Efficient Biochemical Cascade for Accessing Green Leaf Alcohols

The biotechnological production of six-carbon membered green leaf aldehydes and alcohols appreciated for their fruity, green-grassy odors in fragrances and flavors exploits the 13-lipoxygenase pathway found in higher plants. Homogenized seeds, fruits, or wild-type microorganisms have traditionally served as catalysts used in a one-pot reaction. However, many of these catalysts can be advantageously replaced by enzymes produced in engineered microorganisms for improved process performance.
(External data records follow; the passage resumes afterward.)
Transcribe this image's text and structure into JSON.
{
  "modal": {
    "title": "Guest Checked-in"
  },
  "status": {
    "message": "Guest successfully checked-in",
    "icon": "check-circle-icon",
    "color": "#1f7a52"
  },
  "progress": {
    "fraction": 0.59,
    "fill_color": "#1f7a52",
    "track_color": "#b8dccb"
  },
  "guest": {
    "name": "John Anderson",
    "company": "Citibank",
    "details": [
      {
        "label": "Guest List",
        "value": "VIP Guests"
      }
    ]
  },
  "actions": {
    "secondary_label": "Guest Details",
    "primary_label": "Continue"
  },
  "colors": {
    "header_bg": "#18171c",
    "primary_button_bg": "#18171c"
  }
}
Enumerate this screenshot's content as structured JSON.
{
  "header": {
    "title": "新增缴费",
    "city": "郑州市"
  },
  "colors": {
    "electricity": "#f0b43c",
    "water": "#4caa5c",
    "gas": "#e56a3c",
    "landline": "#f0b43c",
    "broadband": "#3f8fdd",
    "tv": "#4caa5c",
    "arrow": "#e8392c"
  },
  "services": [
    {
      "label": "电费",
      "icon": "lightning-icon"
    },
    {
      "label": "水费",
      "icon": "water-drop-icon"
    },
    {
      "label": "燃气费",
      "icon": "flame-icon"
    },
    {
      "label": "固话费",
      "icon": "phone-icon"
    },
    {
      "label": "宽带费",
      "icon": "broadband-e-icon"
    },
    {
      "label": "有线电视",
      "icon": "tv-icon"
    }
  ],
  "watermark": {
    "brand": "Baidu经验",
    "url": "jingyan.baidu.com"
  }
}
Substituting guava fruits by an engineered 13-hydroperoxide lyase produced in E. coli was recently shown to provide increased efficiency for cleaving fatty acid 13-hydroperoxides into green leaf aldehydes. Replacing baker's yeast by a cosubstrate-dependent recombinant ketoreductase was found to offer superior productivity and chemo-selectivity in the reduction of hexenals to the corresponding alcohols. Finally, combining both cellular catalysts at reasonable loading in a simple one-pot cascade reaction offered the green leaf alcohol (Z)-3-hexenol at high isomeric purity (>99%) and high titers (8 g L-1) in spite of challenging, nonphysiological but otherwise benign reaction conditions.